Xiangpu Song (School of Cyber Science and Technology, Shandong University), Longjia Pei (School of Cyber Science and Technology, Shandong University), Jianliang Wu (Simon Fraser University), Yingpei Zeng (Hangzhou Dianzi University), Gaoshuo He (School of Cyber Science and Technology, Shandong University), Chaoshun Zuo (Independent Researcher), Xiaofeng Liu (School of Cyber Science and Technology, Shandong University), Qingchuan Zhao (City University of Hong Kong), Shanqing Guo (School of Cyber Science and Technology, Shandong University, Shandong Key Laboratory of Artificial Intelligence Security and State Key Laboratory of Cryptography and Digital Economy Security, Shandong University)
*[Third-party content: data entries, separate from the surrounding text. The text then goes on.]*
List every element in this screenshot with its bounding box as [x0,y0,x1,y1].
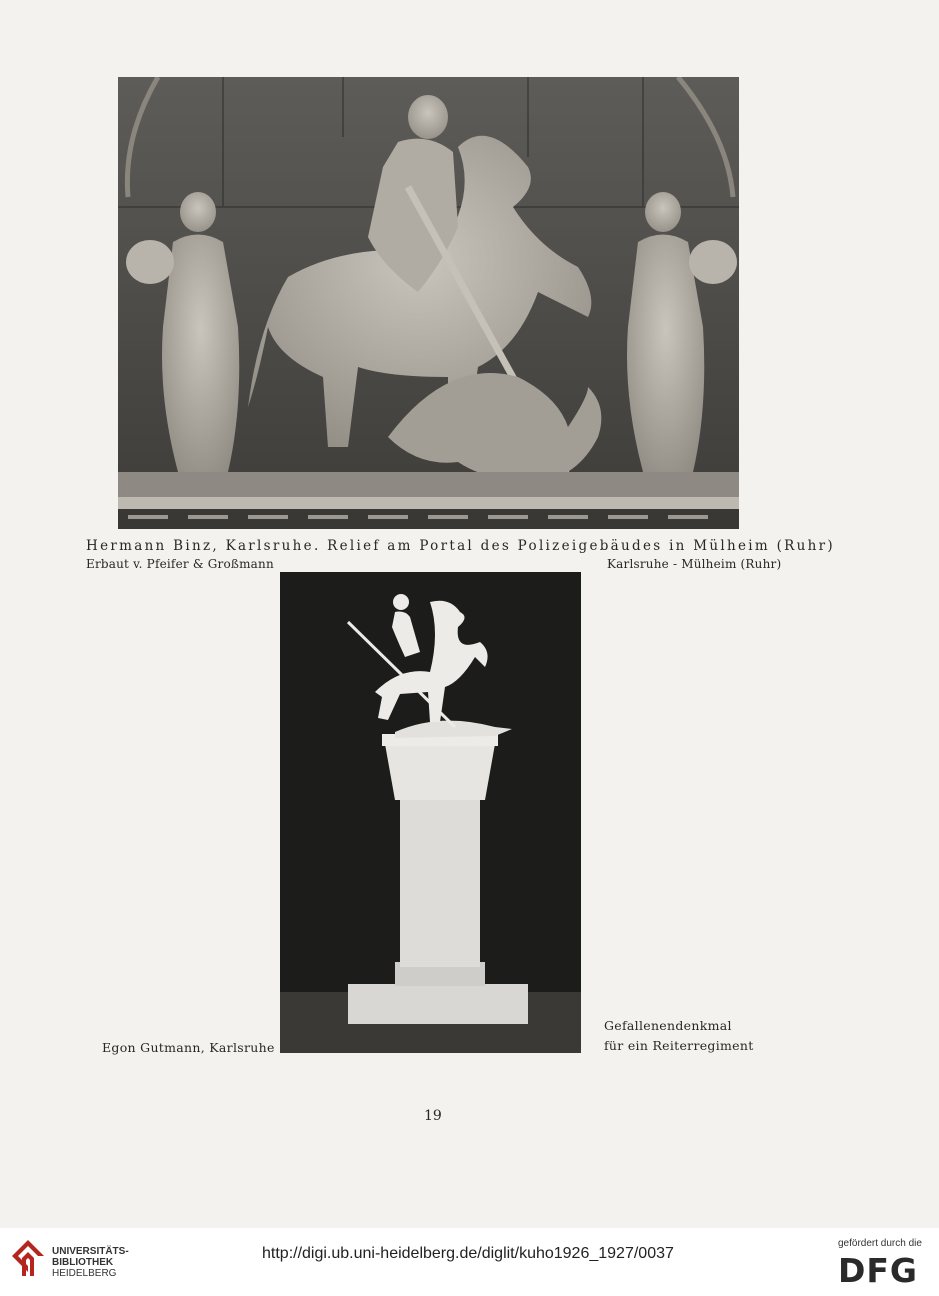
memorial-title-line2: für ein Reiterregiment [604,1038,754,1053]
university-library-name[interactable]: UNIVERSITÄTS- BIBLIOTHEK HEIDELBERG [52,1246,129,1279]
university-library-logo-icon[interactable] [10,1238,46,1278]
relief-caption: Hermann Binz, Karlsruhe. Relief am Portal des Polizeigebäudes in Mülheim (Ruhr) [86,538,835,554]
page-number: 19 [424,1108,442,1124]
location-credit: Karlsruhe - Mülheim (Ruhr) [607,557,782,571]
dfg-logo[interactable]: DFG [838,1251,919,1290]
relief-photo [118,77,739,529]
funding-label: gefördert durch die [838,1238,922,1249]
memorial-title-line1: Gefallenendenkmal [604,1018,732,1033]
memorial-photo [280,572,581,1053]
architect-credit: Erbaut v. Pfeifer & Großmann [86,557,274,571]
artist-caption: Egon Gutmann, Karlsruhe [102,1040,275,1055]
permalink-url[interactable]: http://digi.ub.uni-heidelberg.de/diglit/kuho1926_1927/0037 [262,1245,674,1262]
Network protocol implementations are expected to strictly comply with their specifications to ensure reliable and secure communications. However, the inherent ambiguity of natural-language specifications often leads to developers' misinterpretations, causing protocol implementations to deviate from standard behaviors. These deviations result in subtle non-compliance bugs that can cause interoperability issues and critical security vulnerabilities. Unlike memory corruption bugs, these bugs typically do not exhibit explicit error behaviors, resulting in existing bug oracles being insufficient to thoroughly detect them. Moreover, existing works require heavy manual effort to verify findings and analyze root causes, severely limiting their scalability in practice.
In this paper, we present ProtocolGuard, a novel framework that systematically detects non-compliance bugs by combining LLM-guided static analysis with fuzzing-based dynamic verification. ProtocolGuard first extracts normative rules from protocol specifications using a hybrid method, and performs LLM-guided program slicing to extract code slices relevant to each rule. It then leverages LLMs to detect semantic inconsistencies between these rules and code logic, and dynamically verify whether these bugs can be triggered. To facilitate bug verification, ProtocolGuard first uses LLMs to automatically generate assertion statements and instrument the code to turn silent inconsistencies into observable assertion failures. Then, it produces initial test cases that are more likely to trigger the bug with the help of LLMs for dynamic verification. Lastly, ProtocolGuard dynamically tests the instrumented code to confirm bug identification and generate proof-of-concept test cases. We implemented a prototype of ProtocolGuard and evaluated it on 11 widely-used protocol implementations. ProtocolGuard successfully discovered 158 non-compliance bugs with high accuracy, 70 of which have been confirmed, and the majority of which can be converted into assertions and dynamically verified. The comparison with existing state-of-the-art tools demonstrates that ProtocolGuard outperforms them in both precision and recall rates in bug detection capabilities.